Some researchers in the field might be surprised to hear that the predominant industry view is that predicting ratings for items isn't a very useful way to build or evaluate a recommender system. This is partly because "users don't get ratings", as Palash Nandy from Google put it at the opening panel, "they always rate 1 or 5", and partly because improving prediction of users' ratings is at best weakly aligned with the business aims of most systems. In fact all of the industry people I spoke to were suspicious of offline evaluation metrics for recommendations in general. The YouTube team had even compared some standard offline metrics evaluating two recommendation algorithms with results from online controlled experiments on their live system. They found no correlation between the two: this means that the offline metrics had no value whatsoever in telling which algorithm would do better in practice. Finally there was a strong industry concern that the design of the Netflix Prize competition had led many researchers into developing methods that could not possibly scale to real world scenarios. Most industry people I spoke to described scalability as their number one consideration.

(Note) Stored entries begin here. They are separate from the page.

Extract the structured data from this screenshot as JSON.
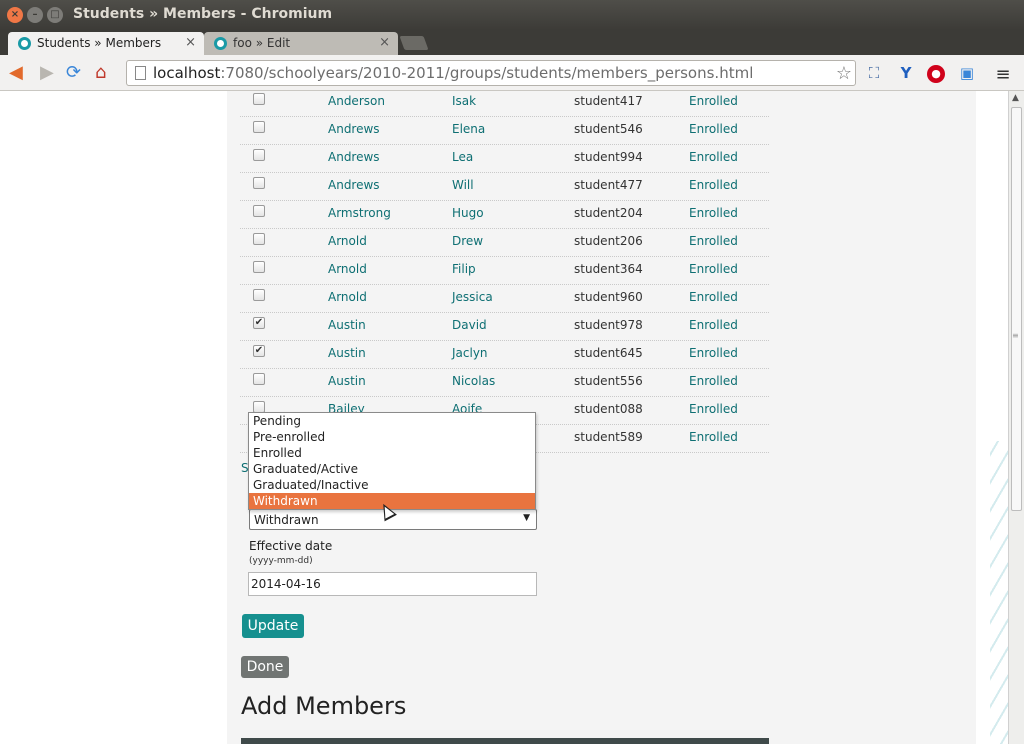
{
  "window": {
    "title": "Students » Members - Chromium",
    "buttons": {
      "close": "×",
      "minimize": "–",
      "maximize": "□"
    }
  },
  "tabs": [
    {
      "label": "Students » Members",
      "close": "×"
    },
    {
      "label": "foo » Edit",
      "close": "×"
    }
  ],
  "toolbar": {
    "url_host": "localhost",
    "url_rest": ":7080/schoolyears/2010-2011/groups/students/members_persons.html",
    "icons": {
      "back": "◀",
      "forward": "▶",
      "reload": "⟳",
      "home": "⌂",
      "star": "☆",
      "ext1": "⛶",
      "ext2": "Y",
      "ext3": "●",
      "ext4": "▣",
      "menu": "≡"
    }
  },
  "members": [
    {
      "checked": false,
      "last": "Anderson",
      "first": "Isak",
      "username": "student417",
      "status": "Enrolled"
    },
    {
      "checked": false,
      "last": "Andrews",
      "first": "Elena",
      "username": "student546",
      "status": "Enrolled"
    },
    {
      "checked": false,
      "last": "Andrews",
      "first": "Lea",
      "username": "student994",
      "status": "Enrolled"
    },
    {
      "checked": false,
      "last": "Andrews",
      "first": "Will",
      "username": "student477",
      "status": "Enrolled"
    },
    {
      "checked": false,
      "last": "Armstrong",
      "first": "Hugo",
      "username": "student204",
      "status": "Enrolled"
    },
    {
      "checked": false,
      "last": "Arnold",
      "first": "Drew",
      "username": "student206",
      "status": "Enrolled"
    },
    {
      "checked": false,
      "last": "Arnold",
      "first": "Filip",
      "username": "student364",
      "status": "Enrolled"
    },
    {
      "checked": false,
      "last": "Arnold",
      "first": "Jessica",
      "username": "student960",
      "status": "Enrolled"
    },
    {
      "checked": true,
      "last": "Austin",
      "first": "David",
      "username": "student978",
      "status": "Enrolled"
    },
    {
      "checked": true,
      "last": "Austin",
      "first": "Jaclyn",
      "username": "student645",
      "status": "Enrolled"
    },
    {
      "checked": false,
      "last": "Austin",
      "first": "Nicolas",
      "username": "student556",
      "status": "Enrolled"
    },
    {
      "checked": false,
      "last": "Bailey",
      "first": "Aoife",
      "username": "student088",
      "status": "Enrolled"
    },
    {
      "checked": false,
      "last": "",
      "first": "",
      "username": "student589",
      "status": "Enrolled"
    }
  ],
  "section_partial": "S",
  "status_select": {
    "value": "Withdrawn",
    "options": [
      "Pending",
      "Pre-enrolled",
      "Enrolled",
      "Graduated/Active",
      "Graduated/Inactive",
      "Withdrawn"
    ],
    "highlighted": "Withdrawn",
    "arrow": "▼"
  },
  "effective_date": {
    "label": "Effective date",
    "format_hint": "(yyyy-mm-dd)",
    "value": "2014-04-16"
  },
  "buttons": {
    "update": "Update",
    "done": "Done"
  },
  "add_members": {
    "heading": "Add Members"
  },
  "colors": {
    "link": "#0e6f73",
    "update_button": "#16908f",
    "done_button": "#717573",
    "dropdown_highlight": "#e9743f"
  }
}
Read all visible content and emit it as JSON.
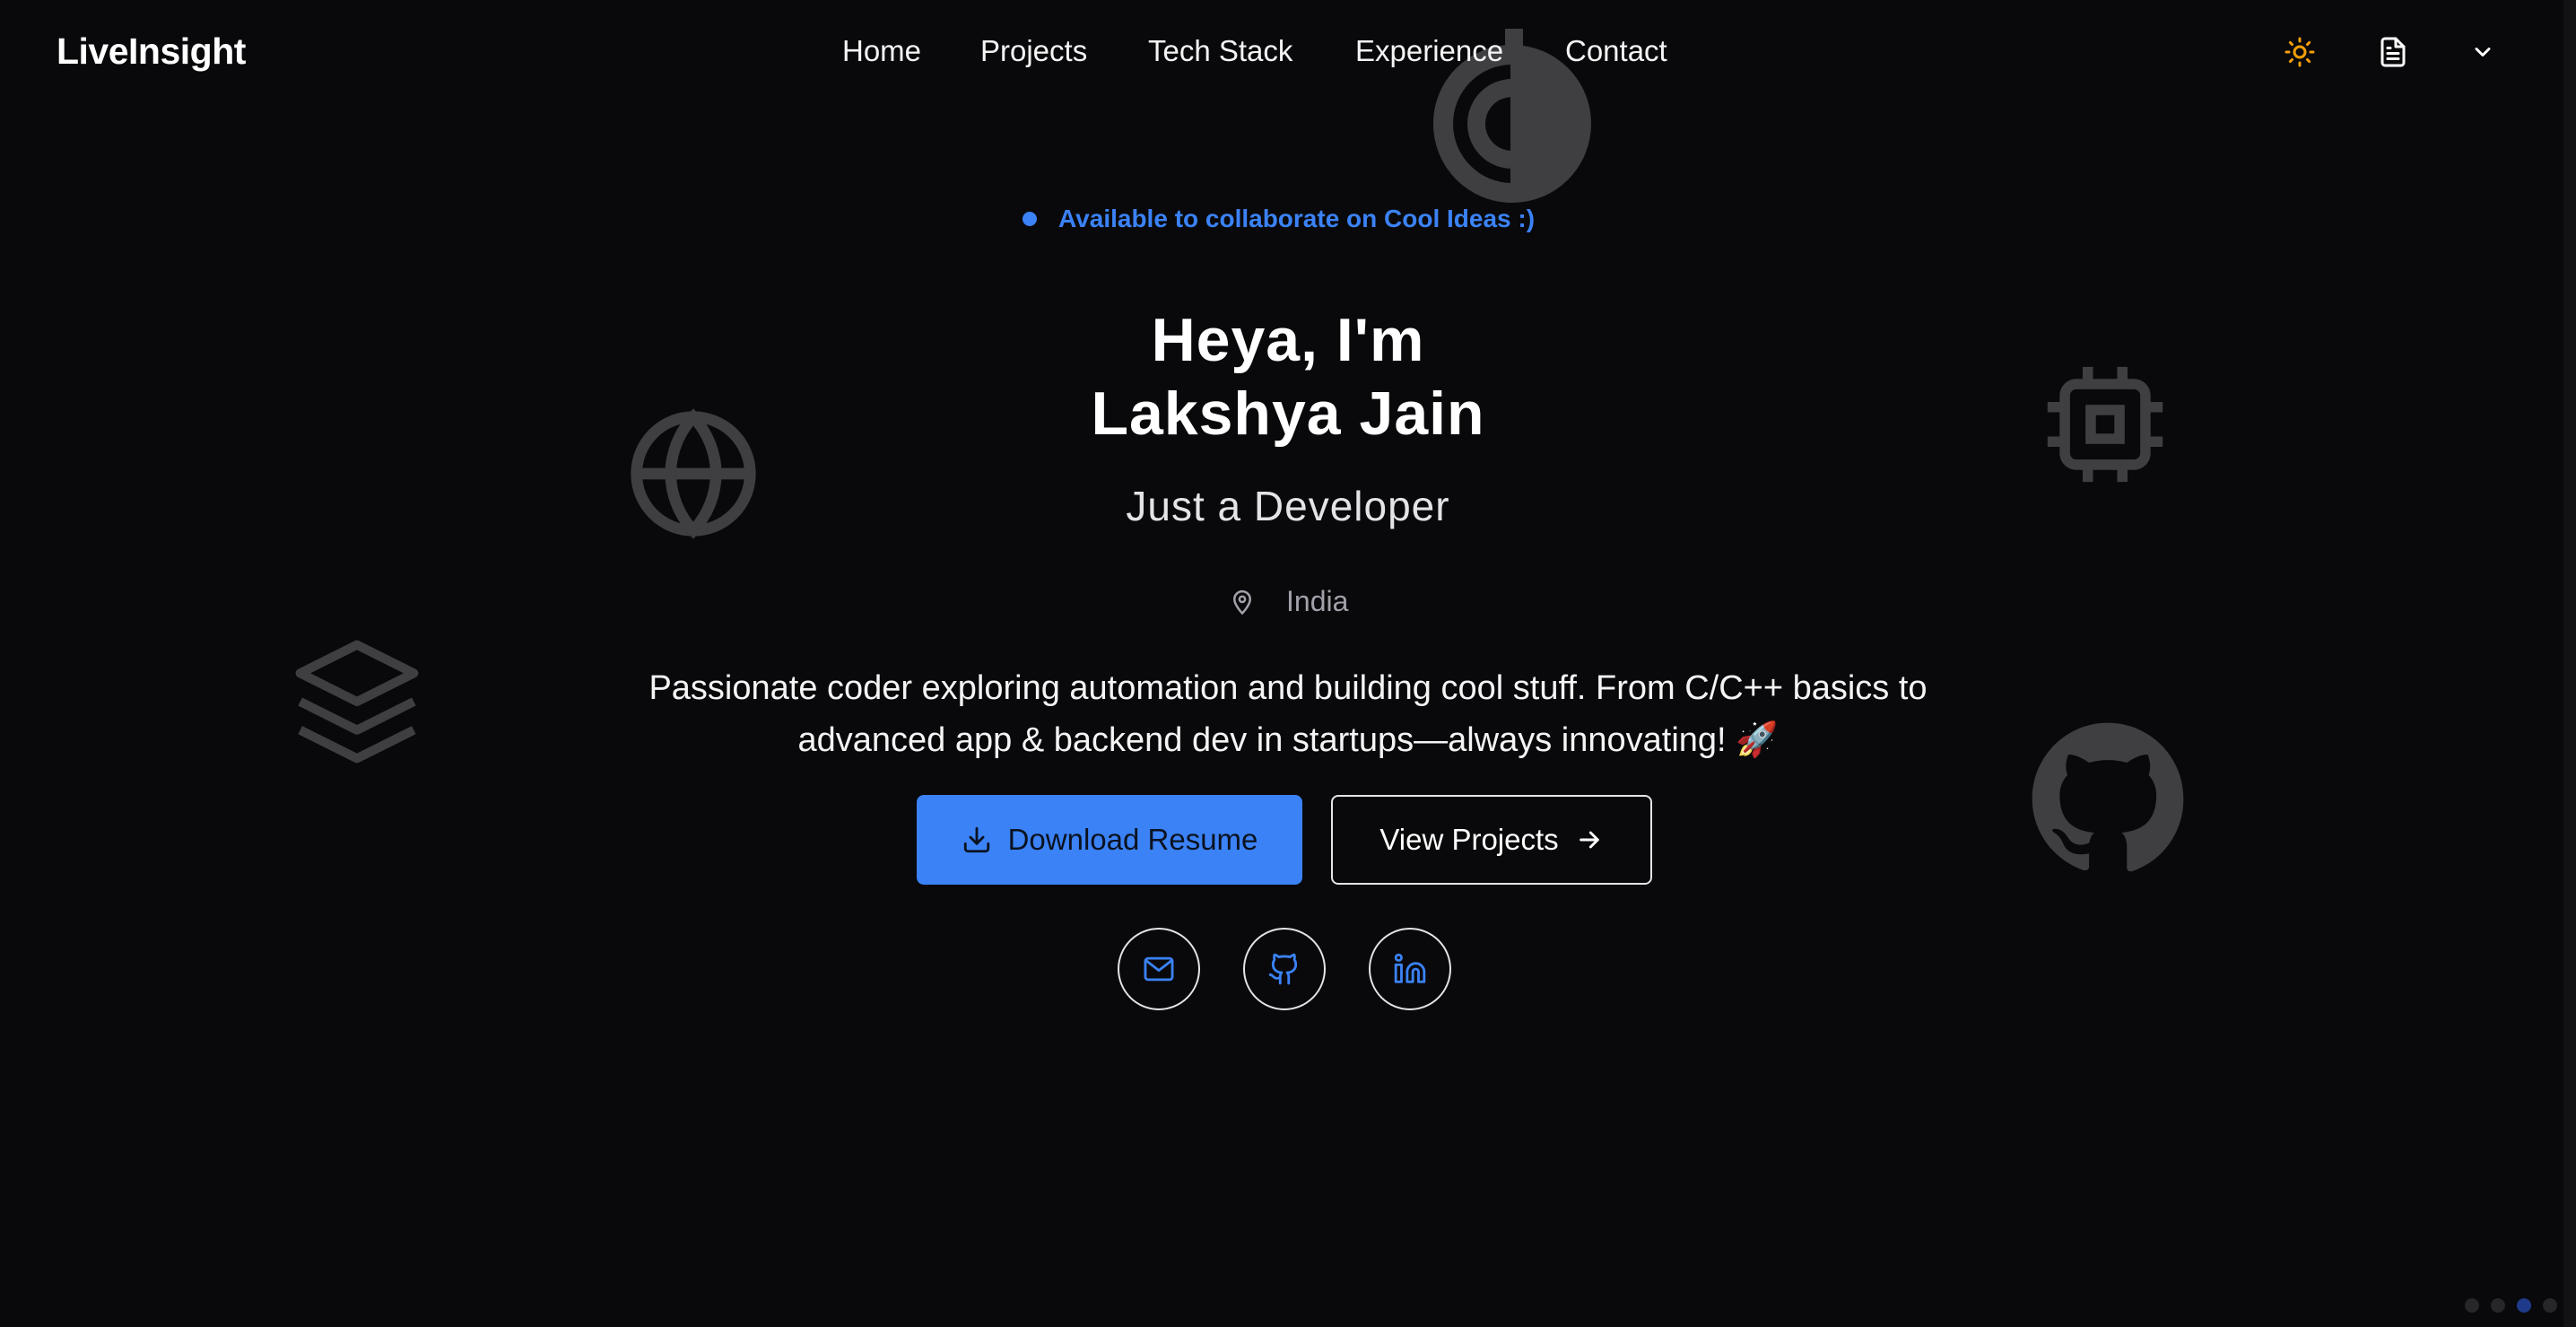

There were two strong beliefs that I heard stated many times in the last few days: improvements in the overall user experience dominate likely enhancements of current algorithms; and recommendations from friends remain far more powerful than those from machines. So the sort of research that will excite industry in the near future is likely to focus on topics such as:
- providing more compelling explanations for machine recommendations
- exploiting social relationships to make better recommendations
- optimising the user's interaction with particular recommenders
One final thing that might interest researchers with concerns about any of these issues: pretty much everyone said that they were hiring.